Beide waren auch im Hauptberuf mit der Wortkunst verbunden.
Franz als Schauspieler und Regisseur, Paul als Redakteur.
Theatergeschichte schrieben sie mit dem gemeinsam verfassten
Schwank "Der Raub der Sabinerinnen", der der
Theaterwelt ein Denkmal in der Gestalt des Theaterdirektors
Emanuel Striese beschert, der ebenso enthusiastisch wie rührend
erfolglos sein Wandertheater durch die provinzielle und
finanzielle Misere steuert.
Franz von Schönthan wurde nach seiner Zeit als
Marineoffizier Schauspieler in Dessau, später ging er nach
Berlin.
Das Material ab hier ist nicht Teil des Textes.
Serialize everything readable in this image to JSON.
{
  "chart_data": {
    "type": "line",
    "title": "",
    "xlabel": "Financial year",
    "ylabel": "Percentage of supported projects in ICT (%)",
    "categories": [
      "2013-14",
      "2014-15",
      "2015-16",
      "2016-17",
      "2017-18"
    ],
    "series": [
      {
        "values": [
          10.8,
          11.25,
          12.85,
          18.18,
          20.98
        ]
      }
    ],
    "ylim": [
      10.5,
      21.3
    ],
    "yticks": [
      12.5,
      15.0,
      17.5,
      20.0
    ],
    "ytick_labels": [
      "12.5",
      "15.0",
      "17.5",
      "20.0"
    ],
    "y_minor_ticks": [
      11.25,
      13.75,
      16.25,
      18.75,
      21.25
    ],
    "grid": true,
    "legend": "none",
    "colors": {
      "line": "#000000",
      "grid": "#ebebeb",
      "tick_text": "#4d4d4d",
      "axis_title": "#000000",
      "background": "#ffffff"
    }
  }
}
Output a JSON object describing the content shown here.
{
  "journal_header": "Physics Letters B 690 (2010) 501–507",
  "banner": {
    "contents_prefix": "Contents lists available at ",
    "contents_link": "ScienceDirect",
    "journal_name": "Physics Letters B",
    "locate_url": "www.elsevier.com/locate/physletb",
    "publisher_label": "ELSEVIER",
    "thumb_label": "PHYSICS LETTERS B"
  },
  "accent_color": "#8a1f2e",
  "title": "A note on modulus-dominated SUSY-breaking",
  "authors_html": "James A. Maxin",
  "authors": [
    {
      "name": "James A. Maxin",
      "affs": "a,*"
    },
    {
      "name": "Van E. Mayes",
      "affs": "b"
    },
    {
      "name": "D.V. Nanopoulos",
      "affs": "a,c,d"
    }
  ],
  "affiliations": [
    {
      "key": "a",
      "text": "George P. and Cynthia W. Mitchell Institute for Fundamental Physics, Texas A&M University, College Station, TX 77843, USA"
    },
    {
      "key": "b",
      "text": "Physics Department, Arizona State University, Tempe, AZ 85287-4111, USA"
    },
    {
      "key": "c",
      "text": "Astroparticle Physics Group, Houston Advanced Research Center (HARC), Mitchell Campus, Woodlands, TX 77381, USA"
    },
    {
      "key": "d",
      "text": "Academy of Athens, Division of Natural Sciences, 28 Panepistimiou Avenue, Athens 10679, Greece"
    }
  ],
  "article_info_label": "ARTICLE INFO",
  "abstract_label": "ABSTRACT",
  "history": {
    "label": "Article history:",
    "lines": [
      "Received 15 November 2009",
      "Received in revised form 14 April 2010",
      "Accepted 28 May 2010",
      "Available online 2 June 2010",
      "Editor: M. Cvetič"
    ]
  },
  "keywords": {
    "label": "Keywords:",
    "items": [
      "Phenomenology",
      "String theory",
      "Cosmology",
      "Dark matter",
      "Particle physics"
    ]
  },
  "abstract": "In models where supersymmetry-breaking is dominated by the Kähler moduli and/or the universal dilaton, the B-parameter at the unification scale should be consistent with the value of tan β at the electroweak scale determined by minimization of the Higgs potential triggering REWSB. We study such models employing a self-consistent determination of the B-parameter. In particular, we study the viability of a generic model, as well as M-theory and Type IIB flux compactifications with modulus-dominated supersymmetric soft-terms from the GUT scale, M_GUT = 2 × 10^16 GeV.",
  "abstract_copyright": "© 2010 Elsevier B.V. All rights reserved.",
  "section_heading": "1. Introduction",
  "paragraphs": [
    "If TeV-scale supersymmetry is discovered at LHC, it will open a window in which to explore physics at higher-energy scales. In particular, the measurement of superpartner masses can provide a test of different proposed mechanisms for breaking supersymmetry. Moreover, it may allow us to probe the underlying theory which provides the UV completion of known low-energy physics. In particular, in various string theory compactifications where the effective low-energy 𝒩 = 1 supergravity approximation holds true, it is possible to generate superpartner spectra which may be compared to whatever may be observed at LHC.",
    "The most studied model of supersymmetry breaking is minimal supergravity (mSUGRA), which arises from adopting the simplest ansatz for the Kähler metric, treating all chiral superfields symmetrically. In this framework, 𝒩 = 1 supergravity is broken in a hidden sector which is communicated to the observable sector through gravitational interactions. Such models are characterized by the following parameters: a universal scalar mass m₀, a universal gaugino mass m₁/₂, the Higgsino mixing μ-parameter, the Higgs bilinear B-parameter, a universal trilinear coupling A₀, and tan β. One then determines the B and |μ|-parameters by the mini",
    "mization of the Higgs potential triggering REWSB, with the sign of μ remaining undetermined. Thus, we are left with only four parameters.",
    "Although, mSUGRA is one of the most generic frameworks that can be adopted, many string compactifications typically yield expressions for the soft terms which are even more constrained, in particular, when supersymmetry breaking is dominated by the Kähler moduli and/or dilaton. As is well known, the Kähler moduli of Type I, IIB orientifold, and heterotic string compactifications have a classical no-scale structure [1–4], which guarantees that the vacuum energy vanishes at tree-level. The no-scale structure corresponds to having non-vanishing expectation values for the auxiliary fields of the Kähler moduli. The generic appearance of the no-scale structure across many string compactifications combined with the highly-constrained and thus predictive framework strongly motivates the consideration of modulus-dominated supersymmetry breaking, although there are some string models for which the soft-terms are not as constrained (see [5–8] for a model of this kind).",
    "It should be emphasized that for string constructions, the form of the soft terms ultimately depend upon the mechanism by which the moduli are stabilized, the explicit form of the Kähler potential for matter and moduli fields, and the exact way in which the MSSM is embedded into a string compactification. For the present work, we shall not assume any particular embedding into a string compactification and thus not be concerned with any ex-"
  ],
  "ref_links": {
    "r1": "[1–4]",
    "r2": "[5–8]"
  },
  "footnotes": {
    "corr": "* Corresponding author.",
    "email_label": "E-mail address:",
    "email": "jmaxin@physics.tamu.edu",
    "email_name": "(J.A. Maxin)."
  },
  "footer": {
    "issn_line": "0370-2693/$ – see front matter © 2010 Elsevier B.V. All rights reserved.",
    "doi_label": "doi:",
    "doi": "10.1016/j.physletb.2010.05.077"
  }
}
Dort begann er Bühnenstücke zu schreiben. 1883
wurde er Oberregisseur am Wiener Stadttheater. Lustspiele
und Schwänke waren sein Metier. "Das Mädchen aus der
Fremde" und "Sodom und Gomorrha" kamen 1880
auf die Bühne, "Der Schwabenstreich" 1883. Es
folgten noch Dutzende von Komödien.
Paul von Schönthan arbeitete 1887-90 als Redakteur der
"Lustigen Blätter" in Berlin. Als
Feuilletonredakteur kehrte er 1892 nach Wien zurück,
arbeitete hier beim "Neuen Wiener Tageblatt" und
ab 1902 bei der Abendpost. 1886 und 1888 veröffentlichte er
Lustspiele wie "Zimmer Nr. 18" und "Sturm in
Not", daneben viele Erzählungen, Novellen und
humoristische Romane.
Zusammen mit seinem Bruder brachte er sieben Bände
"Kleine Humoresken" heraus. Beide besaßen die
Gabe, in jeder Lebenssituation das komische Element
entdecken und künstlerisch umsetzen zu können. Ihre
"Klamotten" stehen in der Tradition des um 1800
die deutschen Bühnen eifrig mit leichter Kost versorgenden
August von Kotzebue und wurden im 20. Jahrhundert unter
anderem von Curt Götz mit der modernen Boulevardkomödie
fortgesetzt.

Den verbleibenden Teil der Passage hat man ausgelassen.